Stu Mason
Stu Mason

Activity

Pull Request Merged

PR #152 merged: chore: reliability sweep — remove dead digests feature + merge duplicate source slugs

First slice of the post-audit reliability sweep. Two safe, well-scoped cleanups. MCP correctness fixes and the LinkedIn date fix follow in separate PRs.

1. Remove abandoned digests feature

The digests table held a single row from 2026-01-23; the AI-summary feature never shipped. No MCP tool, controller, scheduler entry, route, or test references the Digest model (confirmed via grep across app/, routes/, bootstrap/, config/, tests/). SecurityDigest is a separate MCP tool and is unaffected.

Removed: Digest model, GenerateDigest action, GenerateDigestCommand. Added a migration that drops the table (with a down() that recreates the original schema).

2. Merge 11 duplicate source-slug variants

Eleven slug-spelling variants scrape the same endpoint URL (e.g. martin_fowler/martinfowler, jvns/julia_evans, tldr/tldr_tech, goweekly/go_weekly). Several had both variants active — double-scraping the same feed and inflating platform_count in cross_platform_matches.

The migration re-keys each dup's historical raw_items + fetch_runs onto the canonical slug (chosen by current is_active state), then deletes the dup source row.

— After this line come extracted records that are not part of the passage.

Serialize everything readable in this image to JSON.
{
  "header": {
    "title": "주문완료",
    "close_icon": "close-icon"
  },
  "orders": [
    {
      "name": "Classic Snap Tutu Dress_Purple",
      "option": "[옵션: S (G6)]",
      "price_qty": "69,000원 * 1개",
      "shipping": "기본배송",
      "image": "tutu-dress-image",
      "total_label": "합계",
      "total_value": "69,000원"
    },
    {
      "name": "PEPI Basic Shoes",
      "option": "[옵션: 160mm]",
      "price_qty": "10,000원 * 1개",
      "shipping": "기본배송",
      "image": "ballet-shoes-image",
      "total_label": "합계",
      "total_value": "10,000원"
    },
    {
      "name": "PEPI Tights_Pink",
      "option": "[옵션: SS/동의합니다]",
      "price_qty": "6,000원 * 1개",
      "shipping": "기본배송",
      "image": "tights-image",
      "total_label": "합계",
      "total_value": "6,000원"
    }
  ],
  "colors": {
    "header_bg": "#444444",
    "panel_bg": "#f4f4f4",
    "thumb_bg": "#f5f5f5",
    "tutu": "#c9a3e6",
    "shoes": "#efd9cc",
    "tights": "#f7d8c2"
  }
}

Wrapped in a transaction with a Postgres statement_timeout guard (gated to pgsql so the SQLite test DB is unaffected). down() is a deliberate no-op — once merged there's no marker to split rows back out.

Canonical → dup mapping:

KeepRe-key
go_weeklygoweekly
js_weeklyjsweekly
julia_evansjvns
martinfowlermartin_fowler
node_weeklynodeweekly
react_statusreactstatus
simon_willisonsimonwillison
tldr_techtldr
404mediafourzeromedia
yt_theotheo_yt
yt_fireshipfireship_yt

~68K rows re-keyed across the 11 pairs.

Test plan

  • New DedupeVariantSourceSlugsMigrationTest — 4 tests: re-keys raw_items + fetch_runs, deletes dup source, no-op when no dups, merges all pairs in one pass.
  • Full suite: 246 passed / 27 skipped (242 → 246 with the new tests).
  • vendor/bin/pint --dirty clean.
  • Post-deploy: confirm cross_platform_matches no longer shows inflated platform_count from dup pairs; confirm dup source slugs are gone from sources.

Audit findings NOT in this PR (follow-ups)

  • MCP correctness (next PR): security_digest lists the same CVE up to 20× (no dedup — confirmed live today), weekly_intel HN section sorts by url_hash not score, opportunity_finder only ever tags [general], freshness leaks (2022 posts in 7-day windows).
  • LinkedIn dates: all 40K rows have NULL source_created_at; fixable by decoding the timestamp from the activity-ID snowflake. Separate PR.
  • Twitter sources + NVD CVE: investigated, both already fine (Twitter already disabled; NVD payload is complete — the audit's "broken" call was a false alarm from a LIMIT 1 quirk).
+207
additions
-398
deletions
6
files changed